The Ultimate Veggie White Lasagna
Ingredients
Equipment
Instructions
- Heat olive oil in a large skillet over medium-high heat. Add diced zucchini and sauté until slightly softened. Add minced garlic and spinach, cooking until wilted. Drain excess liquid.
- Melt butter in a saucepan over medium heat. Whisk in flour and cook for 1 minute. Gradually whisk in whole milk until the sauce thickens and coats the back of a spoon. Season with nutmeg, salt, and pepper.
- In a bowl, mix the fluffy white ricotta cheese with the egg and a pinch of salt until well incorporated and smooth.
- Spread a thin layer of bechamel in a 9x13-inch casserole dish. Layer wavy lasagna noodles, cooked vegetables, dollops of the ricotta mixture, a drizzle of bechamel, and a sprinkle of mozzarella and parmesan. Repeat layers.
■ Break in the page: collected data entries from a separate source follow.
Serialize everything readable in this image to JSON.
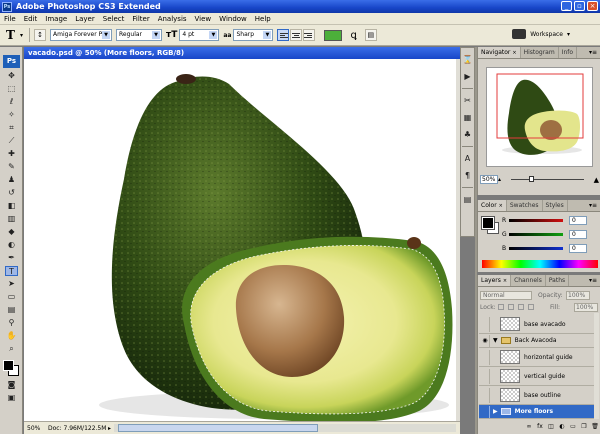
{
  "window": {
    "title": "Adobe Photoshop CS3 Extended",
    "app_icon": "Ps"
  },
  "menu": [
    "File",
    "Edit",
    "Image",
    "Layer",
    "Select",
    "Filter",
    "Analysis",
    "View",
    "Window",
    "Help"
  ],
  "options": {
    "tool_glyph": "T",
    "font_family": "Amiga Forever P...",
    "font_style": "Regular",
    "font_size": "4 pt",
    "antialias_icon": "aa",
    "antialias": "Sharp",
    "text_color": "#4caf3a",
    "workspace": "Workspace"
  },
  "tools": {
    "logo": "Ps"
  },
  "document": {
    "title": "vacado.psd @ 50% (More floors, RGB/8)",
    "zoom": "50%",
    "doc_info": "Doc: 7.96M/122.5M"
  },
  "navigator": {
    "tabs": [
      "Navigator",
      "Histogram",
      "Info"
    ],
    "zoom": "50%",
    "view_box_color": "#e33b3b",
    "zoom_slider_fraction": 0.27
  },
  "color_panel": {
    "tabs": [
      "Color",
      "Swatches",
      "Styles"
    ],
    "channels": [
      {
        "label": "R",
        "value": "0",
        "color": "#d01010"
      },
      {
        "label": "G",
        "value": "0",
        "color": "#10a010"
      },
      {
        "label": "B",
        "value": "0",
        "color": "#1030d0"
      }
    ]
  },
  "layers_panel": {
    "tabs": [
      "Layers",
      "Channels",
      "Paths"
    ],
    "blend_mode": "Normal",
    "opacity_label": "Opacity:",
    "opacity": "100%",
    "lock_label": "Lock:",
    "fill_label": "Fill:",
    "fill": "100%",
    "layers": [
      {
        "name": "base avacado",
        "kind": "layer"
      },
      {
        "name": "Back Avacoda",
        "kind": "group",
        "visible": true
      },
      {
        "name": "horizontal guide",
        "kind": "layer"
      },
      {
        "name": "vertical guide",
        "kind": "layer"
      },
      {
        "name": "base outline",
        "kind": "layer"
      },
      {
        "name": "More floors",
        "kind": "group",
        "selected": true
      }
    ]
  }
}
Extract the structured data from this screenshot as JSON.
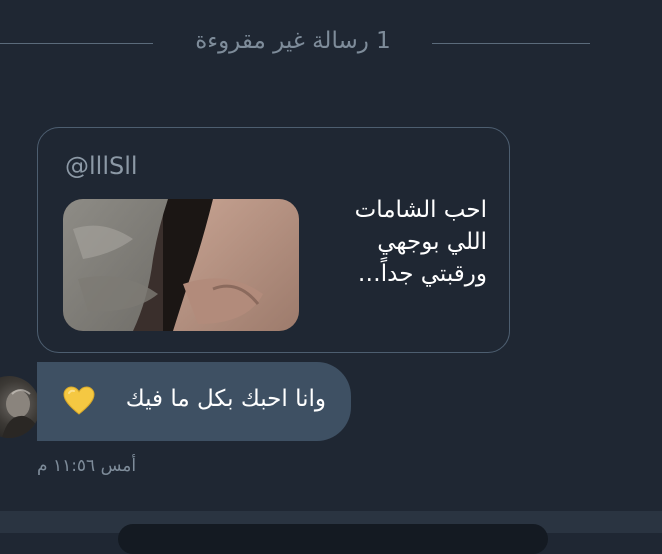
{
  "unread_divider": {
    "label": "1 رسالة غير مقروءة"
  },
  "quoted_tweet": {
    "username": "@lllSll",
    "text_lines": [
      "احب الشامات",
      "اللي بوجهي",
      "ورقبتي جداً…"
    ],
    "image_icon": "photo-thumbnail"
  },
  "message": {
    "text": "وانا احبك بكل ما فيك",
    "emoji_icon": "yellow-heart-icon",
    "emoji_color": "#f5c842"
  },
  "timestamp": "أمس ١١:٥٦ م",
  "colors": {
    "background": "#1f2733",
    "bubble": "#3e5063",
    "card_border": "#4d5e70",
    "muted_text": "#7e8c9a"
  }
}
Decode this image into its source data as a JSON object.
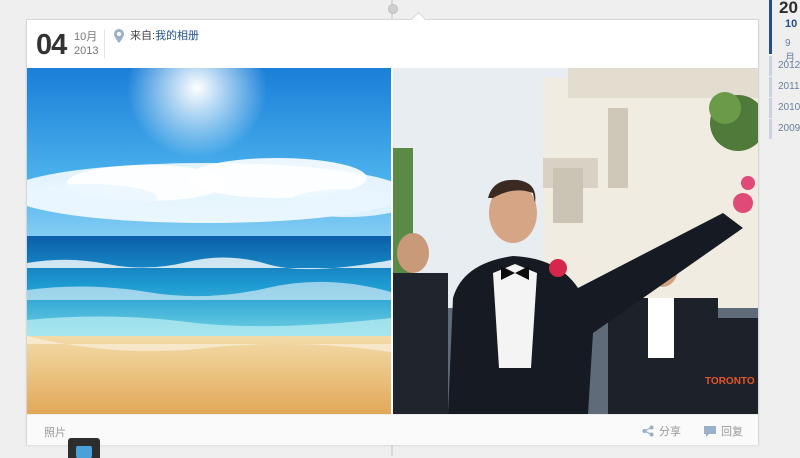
{
  "post": {
    "day": "04",
    "month": "10月",
    "year": "2013",
    "source_prefix": "来自:",
    "source_link": "我的相册",
    "type_label": "照片",
    "share_label": "分享",
    "reply_label": "回复"
  },
  "photos": [
    {
      "subject": "beach-sea-sky"
    },
    {
      "subject": "wedding-groom-pointing",
      "watermark": "TORONTO"
    }
  ],
  "sidebar": {
    "current_year": "20",
    "active_month": "10",
    "other_month": "9 月",
    "years": [
      "2012",
      "2011",
      "2010",
      "2009"
    ]
  },
  "colors": {
    "accent": "#234f86",
    "link": "#23548c"
  }
}
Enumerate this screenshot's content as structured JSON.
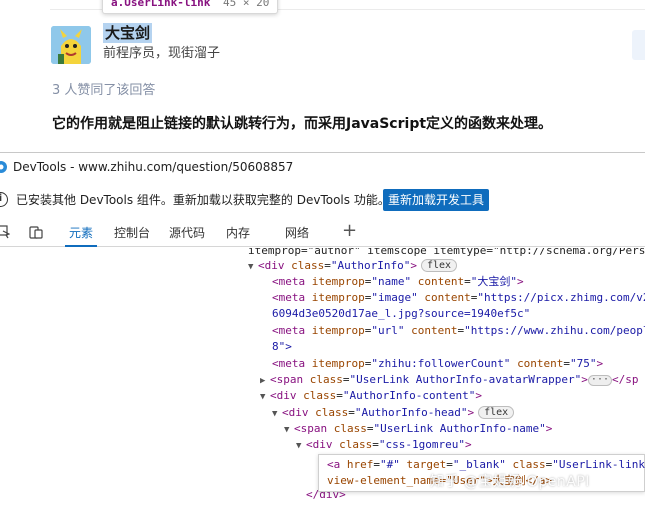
{
  "page": {
    "tooltip_tag": "a.UserLink-link",
    "tooltip_dims": "45 × 20",
    "author_name": "大宝剑",
    "author_headline": "前程序员，现街溜子",
    "votes": "3 人赞同了该回答",
    "answer_text": "它的作用就是阻止链接的默认跳转行为，而采用JavaScript定义的函数来处理。"
  },
  "devtools": {
    "title": "DevTools - www.zhihu.com/question/50608857",
    "info_text": "已安装其他 DevTools 组件。重新加载以获取完整的 DevTools 功能。",
    "reload_button": "重新加载开发工具",
    "tabs": [
      "元素",
      "控制台",
      "源代码",
      "内存",
      "网络"
    ],
    "active_tab": "元素",
    "plus": "+"
  },
  "tree": {
    "l0": "itemprop=\"author\" itemscope itemtype=\"http://schema.org/Pers",
    "l1_tag": "<div",
    "l1_attr": "class",
    "l1_val": "\"AuthorInfo\"",
    "l1_close": ">",
    "badge_flex": "flex",
    "l2_name": "\"name\"",
    "l2_content": "\"大宝剑\"",
    "l3_name": "\"image\"",
    "l3_content": "\"https://picx.zhimg.com/v2",
    "l3b": "6094d3e0520d17ae_l.jpg?source=1940ef5c\"",
    "l4_name": "\"url\"",
    "l4_content": "\"https://www.zhihu.com/peopl",
    "l4b": "8\">",
    "l5_name": "\"zhihu:followerCount\"",
    "l5_content": "\"75\"",
    "l6_val": "\"UserLink AuthorInfo-avatarWrapper\"",
    "l6_end": "</sp",
    "l7_val": "\"AuthorInfo-content\"",
    "l8_val": "\"AuthorInfo-head\"",
    "l9_val": "\"UserLink AuthorInfo-name\"",
    "l10_val": "\"css-1gomreu\"",
    "h1_href": "\"#\"",
    "h1_target": "\"_blank\"",
    "h1_class": "\"UserLink-link\"",
    "h2": "view-element_name=\"User\">大宝剑</a>",
    "l_close": "</div>",
    "ellipsis": "···"
  },
  "watermark": "知乎 @宝姐奶 OpenAPI",
  "colors": {
    "accent": "#0f6cbd",
    "tag": "#881280",
    "attr_name": "#994500",
    "attr_value": "#1a1aa6"
  }
}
- Top the final layer of noodles with the remaining bechamel and a generous layer of mozzarella and parmesan. Cover tightly with foil and bake at 375°F (190°C) for 25 minutes. Remove foil and bake another 15-20 minutes until the crust is bubbling, golden-brown with slightly charred crispy edges.
- Let rest on the counter for 15 minutes. Garnish with finely chopped fresh green parsley and coarse cracked black pepper flakes before slicing.
Notes
Whisk the bechamel constantly to avoid clumps.
Let the lasagna rest for 15 minutes before cutting so the sauce sets.